すると、意外と近くに彼の顔が来て、そのまま見つめ合う形になる。
「…………」
「…………」
部屋はしんとしている。
しかし、外は活発に活動していて、雪が雪を叩く音まで聞こえてきそうな気がした。
両手を通して伝わってくる彼の体温がやけに心地良い。もしかしたら、私は本当に彼の事を……。

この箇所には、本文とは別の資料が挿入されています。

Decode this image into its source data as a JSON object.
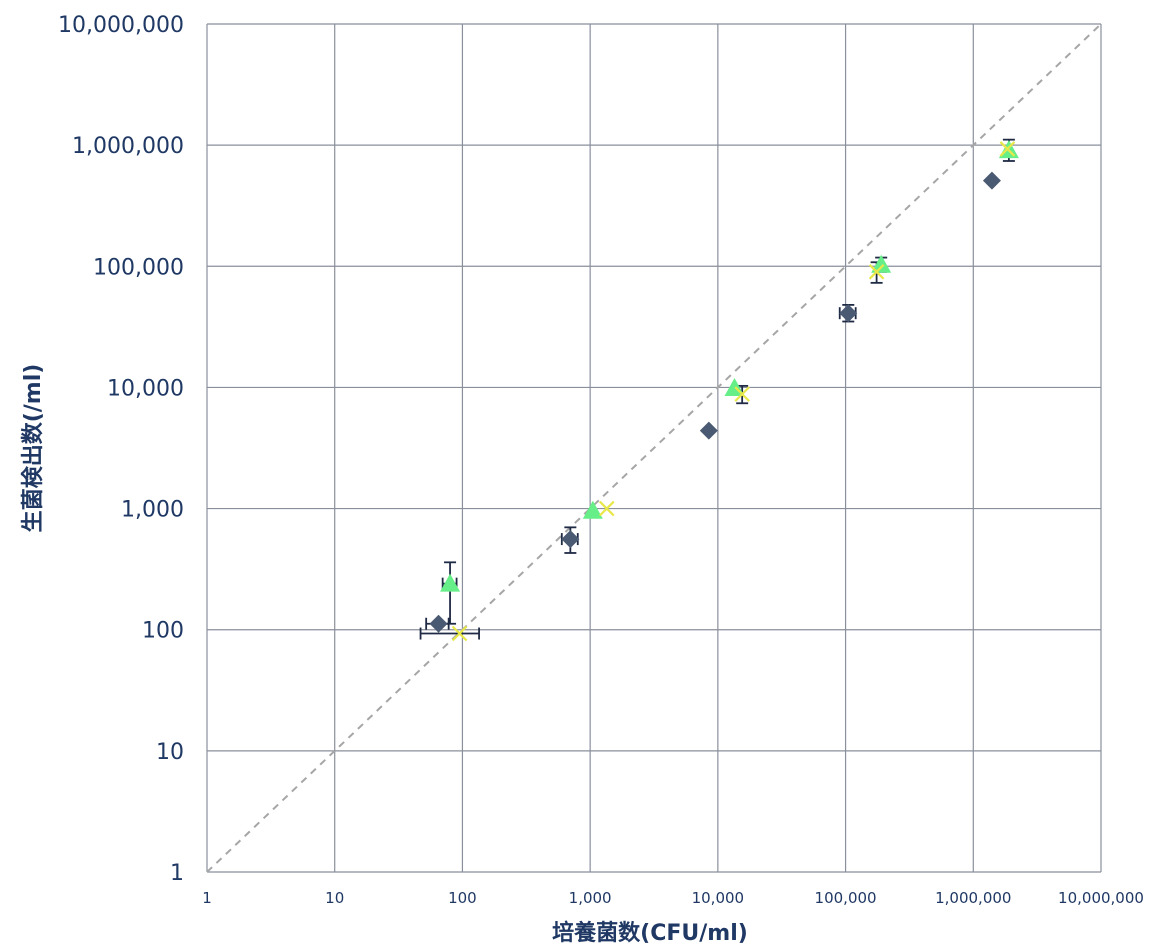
{
  "chart_data": {
    "type": "scatter",
    "title": "",
    "xlabel": "培養菌数(CFU/ml)",
    "ylabel": "生菌検出数(/ml)",
    "x_scale": "log",
    "y_scale": "log",
    "xlim": [
      1,
      10000000
    ],
    "ylim": [
      1,
      10000000
    ],
    "x_ticks": [
      1,
      10,
      100,
      1000,
      10000,
      100000,
      1000000,
      10000000
    ],
    "x_tick_labels": [
      "1",
      "10",
      "100",
      "1,000",
      "10,000",
      "100,000",
      "1,000,000",
      "10,000,000"
    ],
    "y_ticks": [
      1,
      10,
      100,
      1000,
      10000,
      100000,
      1000000,
      10000000
    ],
    "y_tick_labels": [
      "1",
      "10",
      "100",
      "1,000",
      "10,000",
      "100,000",
      "1,000,000",
      "10,000,000"
    ],
    "grid": true,
    "legend": "none",
    "reference_line": {
      "style": "dashed",
      "color": "#a6a6a6",
      "from": [
        1,
        1
      ],
      "to": [
        10000000,
        10000000
      ]
    },
    "series": [
      {
        "marker": "diamond",
        "color": "#4a5a72",
        "points": [
          {
            "x": 65,
            "y": 112,
            "xerr": [
              52,
              78
            ],
            "yerr": null
          },
          {
            "x": 700,
            "y": 560,
            "xerr": [
              600,
              800
            ],
            "yerr": [
              430,
              700
            ]
          },
          {
            "x": 8500,
            "y": 4400,
            "xerr": null,
            "yerr": null
          },
          {
            "x": 105000,
            "y": 41000,
            "xerr": [
              90000,
              120000
            ],
            "yerr": [
              35000,
              48000
            ]
          },
          {
            "x": 1400000,
            "y": 510000,
            "xerr": null,
            "yerr": null
          }
        ]
      },
      {
        "marker": "triangle",
        "color": "#66ee88",
        "points": [
          {
            "x": 80,
            "y": 240,
            "xerr": [
              70,
              90
            ],
            "yerr": [
              112,
              360
            ]
          },
          {
            "x": 1050,
            "y": 960,
            "xerr": null,
            "yerr": null
          },
          {
            "x": 13500,
            "y": 9900,
            "xerr": null,
            "yerr": null
          },
          {
            "x": 190000,
            "y": 103000,
            "xerr": null,
            "yerr": [
              90000,
              118000
            ]
          },
          {
            "x": 1900000,
            "y": 910000,
            "xerr": null,
            "yerr": [
              740000,
              1110000
            ]
          }
        ]
      },
      {
        "marker": "x",
        "color": "#e8e84a",
        "points": [
          {
            "x": 95,
            "y": 93,
            "xerr": [
              47,
              135
            ],
            "yerr": null
          },
          {
            "x": 1350,
            "y": 1000,
            "xerr": null,
            "yerr": null
          },
          {
            "x": 15500,
            "y": 8800,
            "xerr": null,
            "yerr": [
              7400,
              10300
            ]
          },
          {
            "x": 175000,
            "y": 90000,
            "xerr": null,
            "yerr": [
              73000,
              108000
            ]
          },
          {
            "x": 1850000,
            "y": 930000,
            "xerr": null,
            "yerr": null
          }
        ]
      }
    ]
  }
}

やがて、自分の顔が熱くなっているのに気づき、両手を放す。
「ご、ごめん……」
「お、おう……」
失敗したなぁ……。
いや、気を引き締め直して、もう一度!
決意を新たにした瞬間、廊下から猫がとことこと歩いてきた。
そのまま私の膝の上に座り、丸くなる。ふわふわして温かい。
「ふふっ、可愛い♪」
「俺にはあまり懐かないのに……」
「恥ずかしがり屋なんだよ、きっと」
「……どうだか。あ、悪い。妹からだ」
「どうかしたの?」
「妹が今日は友達の家に泊まるって……」
何故か彼はすごく動揺している。
「足、震えてるよ?」
「ああどうしよう。これが女子だけじゃなくて男子もいたら。いや、今はいなくても途中から参加してきたら。いや、実は友達の家っていうのがそもそも嘘で彼氏の家とか……」
比企谷君は頭を抱えて呻いている。
まさか彼にこんな弱点があったなんて。
「お、落ち着こうよ!」
「はっ……悪い。つい……」
こんな時、何て声をかければいいんだろう?
「だ、大丈夫だよ!比企谷君の妹だもん!」
「……そ、そうか。そうだよな」
「そうだよ。だから心配しすぎないで」
「ああ」
「男の子の家だったとしても、きっといい彼氏だよ!」
「がはっ!」
「比企谷君!?」
彼が立ち直るまで、30分以上かかった。
「あ、あの……これ……」
比企谷君は立ち直ってからも、しばらくは魂の抜けたような表情をしていたが、私の取り出した包みを見て、その意味に気づいたのか、真面目な……少し照れくさそうな表情になった。
「……ありがとう」
「どういたしまして……」
「ちょっと、飲み物を……!」
「きゃっ!?」
飲み物を取りに行こうとした彼が足を滑らせ、私に覆い被さるような態勢になる。
さっきよりも顔が近く、互いの息が混ざり合うのがはっきりわかる。胸の高鳴りを聞かれてしまいそうなのが恥ずかしい。
「…………」
「…………」
彼の目はいつものように、どこか寂しそうに見えた。
チョコレート渡すタイミングとしては、かなり失敗したと思う。
それでも、偶然がもたらしたこの瞬間の温もりにもう少し包まれていたい、なんて思ってしまった。
そして、自然と次の言葉が溢れる。